F Limaïem, A Khadhar, S Ben Slama, A Lahmar, S Bouraoui, S Mzabi

Abstract


to analyze clinicopathological characteristics of actinomycosis involving different organs and review the current literature.
Between August 1998 and December 2010, eight cases of actinomycosis involving different organs were diagnosed at the pathology department of Mongi Slim Hospital. Relevant clinical information and microscopic slides were available in almost all cases and were retrospectively reviewed.

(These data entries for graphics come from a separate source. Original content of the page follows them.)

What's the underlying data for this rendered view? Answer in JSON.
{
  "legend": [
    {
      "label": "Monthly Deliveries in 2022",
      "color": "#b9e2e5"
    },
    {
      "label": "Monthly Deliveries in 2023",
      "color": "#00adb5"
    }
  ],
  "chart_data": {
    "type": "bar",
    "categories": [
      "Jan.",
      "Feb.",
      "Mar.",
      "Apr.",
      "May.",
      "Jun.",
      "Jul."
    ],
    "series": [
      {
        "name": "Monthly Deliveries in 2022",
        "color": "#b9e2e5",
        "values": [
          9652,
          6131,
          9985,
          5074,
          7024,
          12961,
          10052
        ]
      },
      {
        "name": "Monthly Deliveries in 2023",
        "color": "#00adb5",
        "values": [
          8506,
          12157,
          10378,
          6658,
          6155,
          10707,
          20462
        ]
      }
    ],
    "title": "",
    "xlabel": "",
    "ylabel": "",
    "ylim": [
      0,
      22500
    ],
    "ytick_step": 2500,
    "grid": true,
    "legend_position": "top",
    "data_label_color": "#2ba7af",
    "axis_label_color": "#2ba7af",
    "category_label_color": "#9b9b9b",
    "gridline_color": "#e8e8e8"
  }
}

Our study group included two men and 6 women (sex ratio M/F = 0.33) aged between 22 and 84 years (mean = 56.5 years) . In our series, actinomycosis involved the ovary (n=2), the gallbladder (n=1), the broad ligament (n=1), the endometrium (n=1), the rectum (n=1), the colon (n=1) and the nasopharyngeal tonsil (n=1). Histopathological examination of the surgical or biopsy specimens established the diagnosis of actinomycosis in all cases. The inflammatory reaction in actinomycosis was suppurative, with formation of abscesses that contained one or more granules (organized aggregates of filaments) that were bordered by eosinophilic club-like material.

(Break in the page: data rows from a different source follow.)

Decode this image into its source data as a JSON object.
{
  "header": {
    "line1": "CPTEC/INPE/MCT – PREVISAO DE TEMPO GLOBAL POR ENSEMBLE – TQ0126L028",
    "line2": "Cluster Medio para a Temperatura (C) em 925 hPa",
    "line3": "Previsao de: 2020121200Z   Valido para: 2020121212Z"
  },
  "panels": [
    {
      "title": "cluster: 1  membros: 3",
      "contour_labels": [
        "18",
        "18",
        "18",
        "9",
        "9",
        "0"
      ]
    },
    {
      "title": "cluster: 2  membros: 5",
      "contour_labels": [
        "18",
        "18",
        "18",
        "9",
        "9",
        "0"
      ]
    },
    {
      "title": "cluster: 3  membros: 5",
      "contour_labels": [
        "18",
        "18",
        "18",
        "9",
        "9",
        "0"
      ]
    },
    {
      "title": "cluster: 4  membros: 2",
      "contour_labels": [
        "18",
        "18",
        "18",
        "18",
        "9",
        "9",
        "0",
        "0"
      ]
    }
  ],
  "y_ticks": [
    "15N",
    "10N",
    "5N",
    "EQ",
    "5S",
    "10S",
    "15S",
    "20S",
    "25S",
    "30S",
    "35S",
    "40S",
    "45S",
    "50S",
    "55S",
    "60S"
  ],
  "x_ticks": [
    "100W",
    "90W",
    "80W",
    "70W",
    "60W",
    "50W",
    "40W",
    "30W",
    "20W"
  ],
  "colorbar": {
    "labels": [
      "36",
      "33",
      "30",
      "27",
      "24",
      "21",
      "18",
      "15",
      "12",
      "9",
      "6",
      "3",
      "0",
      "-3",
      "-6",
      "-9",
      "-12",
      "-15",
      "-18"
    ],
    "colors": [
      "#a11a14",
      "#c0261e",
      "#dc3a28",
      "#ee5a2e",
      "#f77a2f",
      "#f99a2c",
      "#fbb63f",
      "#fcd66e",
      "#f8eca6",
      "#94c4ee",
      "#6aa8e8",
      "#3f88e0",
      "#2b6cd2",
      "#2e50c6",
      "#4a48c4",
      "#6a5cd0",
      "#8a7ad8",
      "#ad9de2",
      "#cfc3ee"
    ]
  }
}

Actinomycosis is a rare, chronic disease caused by a group of anaerobic Gram-positive bacteria that normally colonize the mouth, colon and urogenital tract. Infection involving the cervicofacial area is the most common clinical presentation, followed by pelvic region and thoracic involvement. Actinomycosis is still a disease that poses a great diagnostic challenge because of its insidious course and non-specific symptoms. Due to its propensity to mimic many other diseases and its wide variety of symptoms, clinicians should be aware of its multiple presentations and its ability to be a great pretender.